Socialism is as socialism is carried out in practice, no matter what pretty face you want to paint it with.

Spare me the nonsense that the Democrats' creeping socialism is any more positive, productive, or benevolent than Bush's rendition of it. If anything it is only more outrageous and epic.

The only "ethic" here is : screw all future generations, we want ours now...even if it isn't ours.

Call it "disaster socialism", if you will.

Ughhhh, disgusting.

Comments

paulie said…
Bush socialism is clearly giving way to Obama socialism. (And to any of you who want to play political games about this accurately-descriptive word or trot out your lefty talking points that this is just righty talking points - pony up your defense in substance or piss off.)


Actually, I agree with the rest of your post, but not this particular point.

Socialism is worker ownership of the means of production, for which the regime can be a supposed proxy.

The system we seem to be evolving into (and in many ways already have) is not one where the workers control the means of production. It's not even one where the regime controls the means of production directly on behalf of the workers.

In truth, the regime would prefer its partnered corporations to control the means of production since A) bureaucrats do not have to take the blame when things go wrong and B) it is marginally more productive than direct regime ownership of the means of production, thus can be sustained longer.

The system where the means of production are nominally private, but heavily regulated, subsidized and taxed by the regime, with the field heavily tilted to regime-partnered corporations, is the economic form of fascism.
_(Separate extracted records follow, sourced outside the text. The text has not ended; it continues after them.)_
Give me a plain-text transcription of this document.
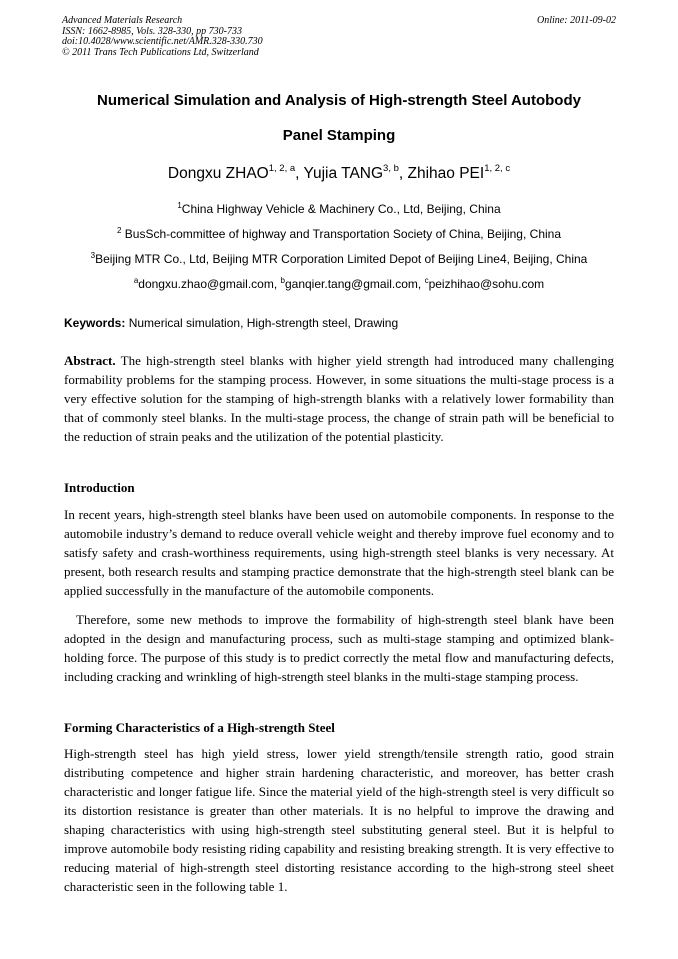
Advanced Materials Research
ISSN: 1662-8985, Vols. 328-330, pp 730-733
doi:10.4028/www.scientific.net/AMR.328-330.730
© 2011 Trans Tech Publications Ltd, Switzerland
Online: 2011-09-02
Numerical Simulation and Analysis of High-strength Steel Autobody
Panel Stamping
Dongxu ZHAO$^{1, 2, a}$, Yujia TANG$^{3, b}$, Zhihao PEI$^{1, 2, c}$
$^1$China Highway Vehicle & Machinery Co., Ltd, Beijing, China
$^2$ BusSch-committee of highway and Transportation Society of China, Beijing, China
$^3$Beijing MTR Co., Ltd, Beijing MTR Corporation Limited Depot of Beijing Line4, Beijing, China
$^a$dongxu.zhao@gmail.com, $^b$ganqier.tang@gmail.com, $^c$peizhihao@sohu.com
Keywords: Numerical simulation, High-strength steel, Drawing
Abstract. The high-strength steel blanks with higher yield strength had introduced many challenging formability problems for the stamping process. However, in some situations the multi-stage process is a very effective solution for the stamping of high-strength blanks with a relatively lower formability than that of commonly steel blanks. In the multi-stage process, the change of strain path will be beneficial to the reduction of strain peaks and the utilization of the potential plasticity.
Introduction
In recent years, high-strength steel blanks have been used on automobile components. In response to the automobile industry’s demand to reduce overall vehicle weight and thereby improve fuel economy and to satisfy safety and crash-worthiness requirements, using high-strength steel blanks is very necessary. At present, both research results and stamping practice demonstrate that the high-strength steel blank can be applied successfully in the manufacture of the automobile components.
Therefore, some new methods to improve the formability of high-strength steel blank have been adopted in the design and manufacturing process, such as multi-stage stamping and optimized blank-holding force. The purpose of this study is to predict correctly the metal flow and manufacturing defects, including cracking and wrinkling of high-strength steel blanks in the multi-stage stamping process.
Forming Characteristics of a High-strength Steel
High-strength steel has high yield stress, lower yield strength/tensile strength ratio, good strain distributing competence and higher strain hardening characteristic, and moreover, has better crash characteristic and longer fatigue life. Since the material yield of the high-strength steel is very difficult so its distortion resistance is greater than other materials. It is no helpful to improve the drawing and shaping characteristics with using high-strength steel substituting general steel. But it is helpful to improve automobile body resisting riding capability and resisting breaking strength. It is very effective to reducing material of high-strength steel distorting resistance according to the high-strong steel sheet characteristic seen in the following table 1.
Fascism usually goes hand in hand with nationalism and an aggressive foreign policy; since the US is a multiethnic nation, it is not so racial in character here, but rather "patriotic" and imperialist.

Semi-deification of a national figurehead leader is often a hallmark of fascism; both Bush and Obama have been quasi-deified by some people.

http://en.wikipedia.org/wiki/Fascism

I think we are evolving into a form of fascism - but with the difference that there are nominally "two" parties rather than one (although their differences are mainly cosmetic or staged, to create the delusion that ordinary people actually have a choice in how the country is run) - and additional parties are allowed to exist, at least so long as they do not become large enough to become a real threat to the system.

It is possible that an economic, or other crisis (terror, infectious disease, natural disasters, etc) will cause sufficient popular support for an "emergency" suspension of potemkin democracy - but equally likely that the charade will go on, so long as it does not threaten the power of the oligarchy/bureaucracy/kleptocracy.



See esp.

http://en.wikipedia.org/wiki/Economics_of_fascism
Tyler Nixon said…
Points very well taken, paulie. I think we have a unique (and horrific) mixture underway.

Let's not forget that the German fascists called themselves "National Socialists".

Perhaps I should have dubbed what we are experiencing as "national socialism".

You point out some other disturbing parallels.

The fact that we are a modern, technological, media-driven society doesn't change a damn thing about the essentials of a fascist state. They only it make it more insidious and frightening.
tom said…
Since they're throwing money around like that, they might as well give the porn industry $5 billion after all.